İçişleri bakanlığının da gerekli çalışmaları gerçekleştirmesiyle kuruluşu tamamlanan Halk Fırkası, çalışmalarını bir müddet bu isimle sürdürmüştür. Ancak, Genel Başkan Mustafa Kemal Paşanın bu konudaki isteği doğrultusunda partinin adı; 10 Kasım 1924 tarihînde Cumhuriyet Halk Fırkası olarak değiştirilmiştir. İkinci mecliste çoğunluğu elde eden Cumhuriyet Halk Fırkası; devlet kuran bir parti olarak, yeni devletin esaslarını ortaya koymuş, inkılâpların öncülüğünü yapmış ve ekonomide devletçiliği benimsemiş, cumhuriyet devrinin ilk siyasi partisidir.[21]

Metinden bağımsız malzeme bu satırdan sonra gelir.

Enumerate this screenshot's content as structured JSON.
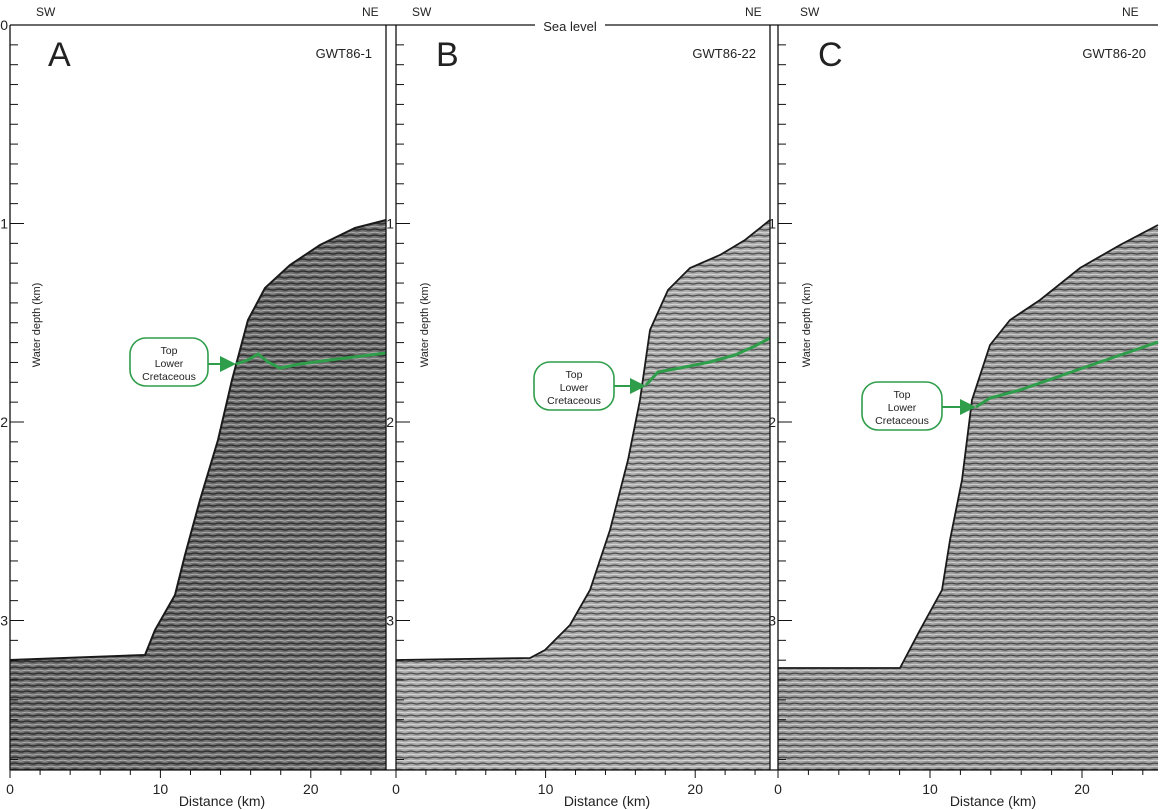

            Gazi, 1927 seçimleri için de, 29 Ağustos 1927’de bir beyanna­me yayınlamıştı. Bunda, Cumhuriyet Halk Fırkasının dört sene içer­isinde ittifak edilen mücadelelerin sonuçlarını aldığını, Cumhuriye­tin ilânı ile millî egemenliğin esas hale getirildiğini, hilâfetin kaldı­rılmasıyla Türkiye Cumhuriyetinin tarihi yerini elde ettiğini, Türk vatanının gelişmesinin ve bayındırlığının sağlanacağının umulduğunu duyurmuştu.” ‘ 7 Eylül 1927’de ise, Cumhuriyet Halk Fırkası­nın halkın oylarıyla iş başına getirilmesinden dolayı duyduğu mem­nuniyeti, Cumhuriyetin millete hazırladığı geleceğin çok parlak olduğunu vatandaşlarına duyurmuştu.” [22]

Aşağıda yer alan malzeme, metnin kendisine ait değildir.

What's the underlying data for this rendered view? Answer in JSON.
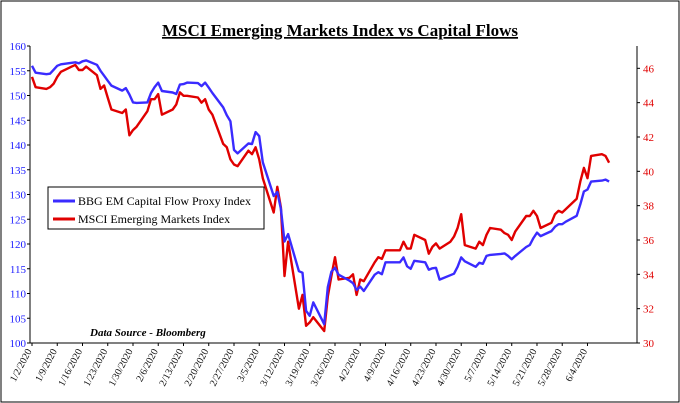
{
  "chart_data": {
    "type": "line",
    "title": "MSCI Emerging Markets Index vs Capital Flows",
    "annotation": "Data Source - Bloomberg",
    "legend_placement": "left-middle",
    "grid": false,
    "x_tick_labels": [
      "1/2/2020",
      "1/9/2020",
      "1/16/2020",
      "1/23/2020",
      "1/30/2020",
      "2/6/2020",
      "2/13/2020",
      "2/20/2020",
      "2/27/2020",
      "3/5/2020",
      "3/12/2020",
      "3/19/2020",
      "3/26/2020",
      "4/2/2020",
      "4/9/2020",
      "4/16/2020",
      "4/23/2020",
      "4/30/2020",
      "5/7/2020",
      "5/14/2020",
      "5/21/2020",
      "5/28/2020",
      "6/4/2020"
    ],
    "y_left": {
      "ticks": [
        100,
        105,
        110,
        115,
        120,
        125,
        130,
        135,
        140,
        145,
        150,
        155,
        160
      ],
      "range": [
        100,
        160
      ],
      "color": "#1a1aff"
    },
    "y_right": {
      "ticks": [
        30,
        32,
        34,
        36,
        38,
        40,
        42,
        44,
        46
      ],
      "range": [
        30,
        47.3
      ],
      "color": "#e00000"
    },
    "series": [
      {
        "name": "BBG EM Capital Flow Proxy Index",
        "axis": "left",
        "color": "#3a2bff",
        "values": [
          [
            "2020-01-02",
            156.0
          ],
          [
            "2020-01-03",
            154.6
          ],
          [
            "2020-01-06",
            154.3
          ],
          [
            "2020-01-07",
            154.4
          ],
          [
            "2020-01-08",
            155.2
          ],
          [
            "2020-01-09",
            156.0
          ],
          [
            "2020-01-10",
            156.3
          ],
          [
            "2020-01-13",
            156.6
          ],
          [
            "2020-01-14",
            156.7
          ],
          [
            "2020-01-15",
            156.5
          ],
          [
            "2020-01-16",
            156.9
          ],
          [
            "2020-01-17",
            157.1
          ],
          [
            "2020-01-20",
            156.2
          ],
          [
            "2020-01-21",
            155.0
          ],
          [
            "2020-01-22",
            154.0
          ],
          [
            "2020-01-23",
            153.0
          ],
          [
            "2020-01-24",
            152.0
          ],
          [
            "2020-01-27",
            151.0
          ],
          [
            "2020-01-28",
            151.5
          ],
          [
            "2020-01-29",
            150.2
          ],
          [
            "2020-01-30",
            148.6
          ],
          [
            "2020-01-31",
            148.5
          ],
          [
            "2020-02-03",
            148.6
          ],
          [
            "2020-02-04",
            150.5
          ],
          [
            "2020-02-05",
            151.7
          ],
          [
            "2020-02-06",
            152.6
          ],
          [
            "2020-02-07",
            150.9
          ],
          [
            "2020-02-10",
            150.6
          ],
          [
            "2020-02-11",
            150.3
          ],
          [
            "2020-02-12",
            152.2
          ],
          [
            "2020-02-13",
            152.3
          ],
          [
            "2020-02-14",
            152.6
          ],
          [
            "2020-02-17",
            152.5
          ],
          [
            "2020-02-18",
            151.9
          ],
          [
            "2020-02-19",
            152.6
          ],
          [
            "2020-02-20",
            151.6
          ],
          [
            "2020-02-21",
            150.5
          ],
          [
            "2020-02-24",
            147.6
          ],
          [
            "2020-02-25",
            146.0
          ],
          [
            "2020-02-26",
            144.8
          ],
          [
            "2020-02-27",
            139.0
          ],
          [
            "2020-02-28",
            138.3
          ],
          [
            "2020-03-02",
            140.3
          ],
          [
            "2020-03-03",
            140.2
          ],
          [
            "2020-03-04",
            142.6
          ],
          [
            "2020-03-05",
            141.8
          ],
          [
            "2020-03-06",
            136.5
          ],
          [
            "2020-03-09",
            129.7
          ],
          [
            "2020-03-10",
            130.5
          ],
          [
            "2020-03-11",
            127.1
          ],
          [
            "2020-03-12",
            120.5
          ],
          [
            "2020-03-13",
            122.0
          ],
          [
            "2020-03-16",
            114.5
          ],
          [
            "2020-03-17",
            114.2
          ],
          [
            "2020-03-18",
            106.5
          ],
          [
            "2020-03-19",
            105.5
          ],
          [
            "2020-03-20",
            108.2
          ],
          [
            "2020-03-23",
            103.8
          ],
          [
            "2020-03-24",
            111.3
          ],
          [
            "2020-03-25",
            114.4
          ],
          [
            "2020-03-26",
            115.2
          ],
          [
            "2020-03-27",
            113.8
          ],
          [
            "2020-03-30",
            112.6
          ],
          [
            "2020-03-31",
            112.1
          ],
          [
            "2020-04-01",
            110.7
          ],
          [
            "2020-04-02",
            111.4
          ],
          [
            "2020-04-03",
            110.5
          ],
          [
            "2020-04-06",
            113.8
          ],
          [
            "2020-04-07",
            114.3
          ],
          [
            "2020-04-08",
            113.9
          ],
          [
            "2020-04-09",
            116.3
          ],
          [
            "2020-04-13",
            116.3
          ],
          [
            "2020-04-14",
            117.3
          ],
          [
            "2020-04-15",
            115.5
          ],
          [
            "2020-04-16",
            115.0
          ],
          [
            "2020-04-17",
            116.6
          ],
          [
            "2020-04-20",
            116.3
          ],
          [
            "2020-04-21",
            114.8
          ],
          [
            "2020-04-22",
            115.1
          ],
          [
            "2020-04-23",
            115.2
          ],
          [
            "2020-04-24",
            112.8
          ],
          [
            "2020-04-27",
            113.7
          ],
          [
            "2020-04-28",
            114.0
          ],
          [
            "2020-04-29",
            115.4
          ],
          [
            "2020-04-30",
            117.3
          ],
          [
            "2020-05-01",
            116.5
          ],
          [
            "2020-05-04",
            115.4
          ],
          [
            "2020-05-05",
            116.2
          ],
          [
            "2020-05-06",
            116.0
          ],
          [
            "2020-05-07",
            117.6
          ],
          [
            "2020-05-08",
            117.8
          ],
          [
            "2020-05-11",
            118.0
          ],
          [
            "2020-05-12",
            118.1
          ],
          [
            "2020-05-13",
            117.6
          ],
          [
            "2020-05-14",
            116.9
          ],
          [
            "2020-05-15",
            117.6
          ],
          [
            "2020-05-18",
            119.4
          ],
          [
            "2020-05-19",
            119.8
          ],
          [
            "2020-05-20",
            121.2
          ],
          [
            "2020-05-21",
            122.3
          ],
          [
            "2020-05-22",
            121.6
          ],
          [
            "2020-05-25",
            122.6
          ],
          [
            "2020-05-26",
            123.5
          ],
          [
            "2020-05-27",
            124.0
          ],
          [
            "2020-05-28",
            124.0
          ],
          [
            "2020-05-29",
            124.5
          ],
          [
            "2020-06-01",
            125.7
          ],
          [
            "2020-06-02",
            128.0
          ],
          [
            "2020-06-03",
            130.6
          ],
          [
            "2020-06-04",
            131.0
          ],
          [
            "2020-06-05",
            132.6
          ],
          [
            "2020-06-08",
            132.8
          ],
          [
            "2020-06-09",
            133.0
          ],
          [
            "2020-06-10",
            132.6
          ]
        ]
      },
      {
        "name": "MSCI Emerging Markets Index",
        "axis": "right",
        "color": "#e00000",
        "values": [
          [
            "2020-01-02",
            45.5
          ],
          [
            "2020-01-03",
            44.9
          ],
          [
            "2020-01-06",
            44.8
          ],
          [
            "2020-01-07",
            44.9
          ],
          [
            "2020-01-08",
            45.1
          ],
          [
            "2020-01-09",
            45.5
          ],
          [
            "2020-01-10",
            45.8
          ],
          [
            "2020-01-13",
            46.1
          ],
          [
            "2020-01-14",
            46.2
          ],
          [
            "2020-01-15",
            45.9
          ],
          [
            "2020-01-16",
            45.9
          ],
          [
            "2020-01-17",
            46.1
          ],
          [
            "2020-01-20",
            45.6
          ],
          [
            "2020-01-21",
            44.8
          ],
          [
            "2020-01-22",
            45.0
          ],
          [
            "2020-01-23",
            44.3
          ],
          [
            "2020-01-24",
            43.6
          ],
          [
            "2020-01-27",
            43.4
          ],
          [
            "2020-01-28",
            43.6
          ],
          [
            "2020-01-29",
            42.1
          ],
          [
            "2020-01-30",
            42.4
          ],
          [
            "2020-01-31",
            42.6
          ],
          [
            "2020-02-03",
            43.5
          ],
          [
            "2020-02-04",
            44.2
          ],
          [
            "2020-02-05",
            44.2
          ],
          [
            "2020-02-06",
            44.5
          ],
          [
            "2020-02-07",
            43.3
          ],
          [
            "2020-02-10",
            43.6
          ],
          [
            "2020-02-11",
            43.9
          ],
          [
            "2020-02-12",
            44.6
          ],
          [
            "2020-02-13",
            44.4
          ],
          [
            "2020-02-14",
            44.4
          ],
          [
            "2020-02-17",
            44.3
          ],
          [
            "2020-02-18",
            44.0
          ],
          [
            "2020-02-19",
            44.2
          ],
          [
            "2020-02-20",
            43.6
          ],
          [
            "2020-02-21",
            43.3
          ],
          [
            "2020-02-24",
            41.6
          ],
          [
            "2020-02-25",
            41.4
          ],
          [
            "2020-02-26",
            40.7
          ],
          [
            "2020-02-27",
            40.4
          ],
          [
            "2020-02-28",
            40.3
          ],
          [
            "2020-03-02",
            41.2
          ],
          [
            "2020-03-03",
            41.0
          ],
          [
            "2020-03-04",
            41.4
          ],
          [
            "2020-03-05",
            40.7
          ],
          [
            "2020-03-06",
            39.6
          ],
          [
            "2020-03-09",
            37.6
          ],
          [
            "2020-03-10",
            39.1
          ],
          [
            "2020-03-11",
            37.9
          ],
          [
            "2020-03-12",
            33.9
          ],
          [
            "2020-03-13",
            35.9
          ],
          [
            "2020-03-16",
            32.0
          ],
          [
            "2020-03-17",
            32.8
          ],
          [
            "2020-03-18",
            31.0
          ],
          [
            "2020-03-19",
            31.2
          ],
          [
            "2020-03-20",
            31.5
          ],
          [
            "2020-03-23",
            30.7
          ],
          [
            "2020-03-24",
            32.7
          ],
          [
            "2020-03-25",
            33.9
          ],
          [
            "2020-03-26",
            35.0
          ],
          [
            "2020-03-27",
            33.7
          ],
          [
            "2020-03-30",
            33.8
          ],
          [
            "2020-03-31",
            34.0
          ],
          [
            "2020-04-01",
            32.8
          ],
          [
            "2020-04-02",
            33.7
          ],
          [
            "2020-04-03",
            33.6
          ],
          [
            "2020-04-06",
            34.7
          ],
          [
            "2020-04-07",
            35.0
          ],
          [
            "2020-04-08",
            34.9
          ],
          [
            "2020-04-09",
            35.4
          ],
          [
            "2020-04-13",
            35.4
          ],
          [
            "2020-04-14",
            35.9
          ],
          [
            "2020-04-15",
            35.5
          ],
          [
            "2020-04-16",
            35.5
          ],
          [
            "2020-04-17",
            36.3
          ],
          [
            "2020-04-20",
            36.0
          ],
          [
            "2020-04-21",
            35.2
          ],
          [
            "2020-04-22",
            35.6
          ],
          [
            "2020-04-23",
            35.8
          ],
          [
            "2020-04-24",
            35.5
          ],
          [
            "2020-04-27",
            35.9
          ],
          [
            "2020-04-28",
            36.2
          ],
          [
            "2020-04-29",
            36.7
          ],
          [
            "2020-04-30",
            37.5
          ],
          [
            "2020-05-01",
            35.7
          ],
          [
            "2020-05-04",
            35.5
          ],
          [
            "2020-05-05",
            35.9
          ],
          [
            "2020-05-06",
            35.7
          ],
          [
            "2020-05-07",
            36.3
          ],
          [
            "2020-05-08",
            36.7
          ],
          [
            "2020-05-11",
            36.6
          ],
          [
            "2020-05-12",
            36.4
          ],
          [
            "2020-05-13",
            36.3
          ],
          [
            "2020-05-14",
            36.0
          ],
          [
            "2020-05-15",
            36.5
          ],
          [
            "2020-05-18",
            37.4
          ],
          [
            "2020-05-19",
            37.4
          ],
          [
            "2020-05-20",
            37.7
          ],
          [
            "2020-05-21",
            37.4
          ],
          [
            "2020-05-22",
            36.7
          ],
          [
            "2020-05-25",
            37.0
          ],
          [
            "2020-05-26",
            37.5
          ],
          [
            "2020-05-27",
            37.7
          ],
          [
            "2020-05-28",
            37.6
          ],
          [
            "2020-05-29",
            37.8
          ],
          [
            "2020-06-01",
            38.4
          ],
          [
            "2020-06-02",
            39.4
          ],
          [
            "2020-06-03",
            40.2
          ],
          [
            "2020-06-04",
            39.6
          ],
          [
            "2020-06-05",
            40.9
          ],
          [
            "2020-06-08",
            41.0
          ],
          [
            "2020-06-09",
            40.9
          ],
          [
            "2020-06-10",
            40.5
          ]
        ]
      }
    ]
  }
}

            Atatürk’ün Genel Başkanı bulunduğu Cumhuriyet Halk Partisi’nin “II. Büyük Kongresi” Ankara’da toplanmıştır.(Si­vas Kongresi, Parti’nin I. Kongresi kabul edilmiştir.)Atatürk’ün, Cumhuriyet Halk Partisi II. Büyük Kongresi’nde 36 saat 33 dakika süren söylevine başlaması: “…Efendiler, bu vaziyet karşısında bir tek karar vardı. O da millî ege­menliğe dayanan, kayıtsız şartsız, bağımsız yeni bir Türk Devleti kurmak! İşte, daha İstanbul’dan çıkmadan evvel düşündüğümüz ve Samsun’da Anadolu topraklarına ayak basar basmaz uygulanmasına başladığımız karar, bu karar olmuştur .[23]

 

1-PARTİ PROGRAMI

            Halk Fırkası kurulduktan sonra 104 maddeden oluşan bir tüzük yayın­lamıştır. Bu tüzüğün 2. maddesinde “Halk Fırkası nazarında halk mefhumu (kavramı), herhangi bir sınıfa münha­sır (ait) değildir. Nazarında mutlak bir eşitliği kabul eden bütün fertler halktandır. Halkçılar hiç bir ailenin, hiçbir sınıfın, hiçbir cemaatin, hiçbir ferdin ayrıcalıklı olmasını kabul etme­yen ve kanunları vazetmekteki mutlak hürriyet ve istiklâli tanıyan fertlerdir. 3. maddesinde Halk Fırkası’ na her türlü ve hariçten gelip türlü tabiiyet ve her şeyi kabul eden her fert dahil olabilir. Açıklamalarının halkçılık ilkesinin; demokrasiye ait katılımcı hür iradenin topluma yerleşmesi arzu­sunun göstergesi olduğu söylenebilir. Gerçek demokrasilerde halkçılık, hem ilk şart olarak, hem de uygulamalar­daki sonuç olarak karşımıza çıkmak­tadır.[24]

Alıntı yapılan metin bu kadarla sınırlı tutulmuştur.